Is a portable gaming PC just too good to be true? Well, not if you’re Valve.
The long rumoured Steam handheld console, the Steam Deck has finally landed, and while its announcement has likely drawn nervous glances over the shoulder from Nintendo, there are doubts whether the newest handheld on the scene can really put up a challenge to the Switch’s title as King of the portables.
First things first, let’s take a look at what could really make the Steam Deck fly off the shelves. There’s no doubt that having your entire Steam library at your fingertips is a tantalising prospect - we all lead busy lives, and don’t often have the time to sit at our PCs and play.
So being able to access our favourites on the move could be a game-changer, but things start to come apart a little when you look at the specs. The first problem is that the base version of the console comes in at a relatively small 64GB of space. That is twice the amount of the base Switch though, so not bad so far, but considering most of us have absolutely massive Steam libraries you’re going to struggle to get all your best games in one place when you want them.

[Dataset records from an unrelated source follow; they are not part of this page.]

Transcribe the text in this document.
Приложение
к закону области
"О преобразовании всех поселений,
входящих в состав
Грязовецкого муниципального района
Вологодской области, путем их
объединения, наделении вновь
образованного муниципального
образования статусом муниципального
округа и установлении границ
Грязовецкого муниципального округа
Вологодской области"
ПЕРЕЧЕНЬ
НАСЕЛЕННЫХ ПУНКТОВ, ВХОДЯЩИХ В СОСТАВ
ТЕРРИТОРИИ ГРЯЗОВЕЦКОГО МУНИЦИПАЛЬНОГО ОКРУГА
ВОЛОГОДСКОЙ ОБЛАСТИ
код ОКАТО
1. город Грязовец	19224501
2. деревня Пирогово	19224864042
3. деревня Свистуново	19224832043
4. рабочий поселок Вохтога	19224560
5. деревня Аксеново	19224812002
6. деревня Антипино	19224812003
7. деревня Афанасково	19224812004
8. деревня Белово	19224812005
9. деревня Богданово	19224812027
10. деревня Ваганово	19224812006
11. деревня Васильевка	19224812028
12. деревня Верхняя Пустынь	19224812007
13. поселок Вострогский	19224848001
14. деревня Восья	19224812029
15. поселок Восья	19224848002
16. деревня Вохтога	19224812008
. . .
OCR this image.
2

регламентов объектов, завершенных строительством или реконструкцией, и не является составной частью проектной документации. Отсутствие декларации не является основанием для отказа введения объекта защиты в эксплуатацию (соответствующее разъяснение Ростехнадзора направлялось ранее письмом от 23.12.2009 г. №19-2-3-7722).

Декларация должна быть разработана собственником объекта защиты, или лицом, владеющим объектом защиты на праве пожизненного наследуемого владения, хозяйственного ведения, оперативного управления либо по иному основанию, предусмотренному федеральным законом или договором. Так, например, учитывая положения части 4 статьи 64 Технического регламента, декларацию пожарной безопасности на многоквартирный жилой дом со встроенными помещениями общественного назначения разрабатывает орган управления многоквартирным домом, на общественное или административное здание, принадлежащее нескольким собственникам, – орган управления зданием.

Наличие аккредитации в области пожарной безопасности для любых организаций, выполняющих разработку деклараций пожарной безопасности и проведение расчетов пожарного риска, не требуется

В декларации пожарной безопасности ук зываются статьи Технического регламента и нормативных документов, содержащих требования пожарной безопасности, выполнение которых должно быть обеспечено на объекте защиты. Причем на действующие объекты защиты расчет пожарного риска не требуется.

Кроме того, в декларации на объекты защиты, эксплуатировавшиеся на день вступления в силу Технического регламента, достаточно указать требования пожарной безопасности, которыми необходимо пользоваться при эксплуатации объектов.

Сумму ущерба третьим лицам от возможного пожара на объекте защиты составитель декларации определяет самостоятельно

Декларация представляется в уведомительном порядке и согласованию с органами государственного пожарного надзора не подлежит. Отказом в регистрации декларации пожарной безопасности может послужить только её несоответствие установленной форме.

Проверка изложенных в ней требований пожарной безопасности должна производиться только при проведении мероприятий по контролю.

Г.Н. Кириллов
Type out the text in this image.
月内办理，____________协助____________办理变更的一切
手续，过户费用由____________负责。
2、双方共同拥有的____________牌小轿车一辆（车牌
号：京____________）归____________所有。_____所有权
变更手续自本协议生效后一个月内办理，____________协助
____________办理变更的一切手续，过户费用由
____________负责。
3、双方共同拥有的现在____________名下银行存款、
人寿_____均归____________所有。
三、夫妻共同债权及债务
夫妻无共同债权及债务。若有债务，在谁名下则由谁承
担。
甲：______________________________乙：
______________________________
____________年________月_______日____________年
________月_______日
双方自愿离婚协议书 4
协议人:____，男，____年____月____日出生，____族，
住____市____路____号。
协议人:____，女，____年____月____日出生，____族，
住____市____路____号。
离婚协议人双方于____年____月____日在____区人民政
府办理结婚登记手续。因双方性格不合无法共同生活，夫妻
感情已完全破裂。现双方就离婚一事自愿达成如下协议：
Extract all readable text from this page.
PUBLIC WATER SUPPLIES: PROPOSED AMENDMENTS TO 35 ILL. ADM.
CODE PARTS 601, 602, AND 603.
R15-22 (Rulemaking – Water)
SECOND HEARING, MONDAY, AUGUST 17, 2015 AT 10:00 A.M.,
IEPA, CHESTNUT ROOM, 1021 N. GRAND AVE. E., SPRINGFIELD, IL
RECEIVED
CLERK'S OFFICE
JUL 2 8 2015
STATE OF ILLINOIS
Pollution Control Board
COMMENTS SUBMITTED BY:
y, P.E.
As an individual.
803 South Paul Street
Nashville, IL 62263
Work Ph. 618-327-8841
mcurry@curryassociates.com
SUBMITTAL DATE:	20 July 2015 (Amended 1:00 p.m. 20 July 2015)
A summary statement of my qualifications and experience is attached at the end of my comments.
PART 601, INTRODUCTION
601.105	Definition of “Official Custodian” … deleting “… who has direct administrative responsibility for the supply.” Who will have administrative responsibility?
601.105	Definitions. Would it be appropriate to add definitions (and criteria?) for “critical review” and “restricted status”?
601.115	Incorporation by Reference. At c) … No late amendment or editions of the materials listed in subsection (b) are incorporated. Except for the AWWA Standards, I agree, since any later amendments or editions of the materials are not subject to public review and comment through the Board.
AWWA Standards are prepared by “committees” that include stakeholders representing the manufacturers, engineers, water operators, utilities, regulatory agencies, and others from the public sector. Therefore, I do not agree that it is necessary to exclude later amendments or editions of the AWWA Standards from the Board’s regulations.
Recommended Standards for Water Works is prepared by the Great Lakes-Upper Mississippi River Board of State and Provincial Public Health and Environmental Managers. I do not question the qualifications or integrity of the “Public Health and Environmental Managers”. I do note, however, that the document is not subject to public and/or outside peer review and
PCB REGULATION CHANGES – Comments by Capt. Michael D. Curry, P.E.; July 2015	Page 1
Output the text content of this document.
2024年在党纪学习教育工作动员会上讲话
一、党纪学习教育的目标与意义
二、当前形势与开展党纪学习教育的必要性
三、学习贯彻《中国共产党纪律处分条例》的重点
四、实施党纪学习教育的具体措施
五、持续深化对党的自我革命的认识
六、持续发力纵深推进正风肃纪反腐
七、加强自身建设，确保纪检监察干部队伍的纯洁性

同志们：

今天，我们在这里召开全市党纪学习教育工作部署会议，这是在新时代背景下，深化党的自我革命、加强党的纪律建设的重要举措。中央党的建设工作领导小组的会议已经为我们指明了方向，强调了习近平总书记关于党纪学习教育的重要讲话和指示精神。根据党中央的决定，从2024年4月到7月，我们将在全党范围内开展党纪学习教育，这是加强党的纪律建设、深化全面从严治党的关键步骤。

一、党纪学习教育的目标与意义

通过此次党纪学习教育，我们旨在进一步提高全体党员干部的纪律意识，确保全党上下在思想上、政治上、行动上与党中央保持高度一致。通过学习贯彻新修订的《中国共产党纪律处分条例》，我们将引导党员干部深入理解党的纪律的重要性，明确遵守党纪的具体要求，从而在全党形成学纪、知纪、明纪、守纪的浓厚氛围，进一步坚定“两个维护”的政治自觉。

This means the heftier price tag of £459 and £569 might have to be paid for 256GB and 512GB of space respectively – a healthy boost, but you’re paying for it. The battery life isn’t anything special either, apparently maxing at eight hours of playtime before you’ll need a recharge, but based on the Switch, it’s probably going to be less than that.
With the same processor and 16GB of RAM working throughout all three versions of the Deck, it should be able to cope with pretty much any title you throw at it, but potentially at the cost of battery life.
Another potential issue with the handheld is the weight. All that processing power has to go somewhere, and the Deck is pretty massive - coming in at just less than double the weight of the Nintendo Switch. Actually holding the thing for long periods of time might be a bit of a workout, especially with the positioning of thumbsticks making your hands sit high on the console.
All these factors and more will play a huge role in the success of the Steam Deck. History is littered with the handheld mistakes of developers who should’ve stuck with what they knew. Remember the Nvidia Shield? Yeah, exactly.
All that said, if anyone can prove the doubters wrong, it’s Valve. Set for launch just before Christmas 2021, gamers will have to pre-order their Steam Deck in July, with more sets to become available going into early 2022. Time will tell whether those Decks will fly off the shelves, or pave the road of handheld console mistakes, like those that have failed before it.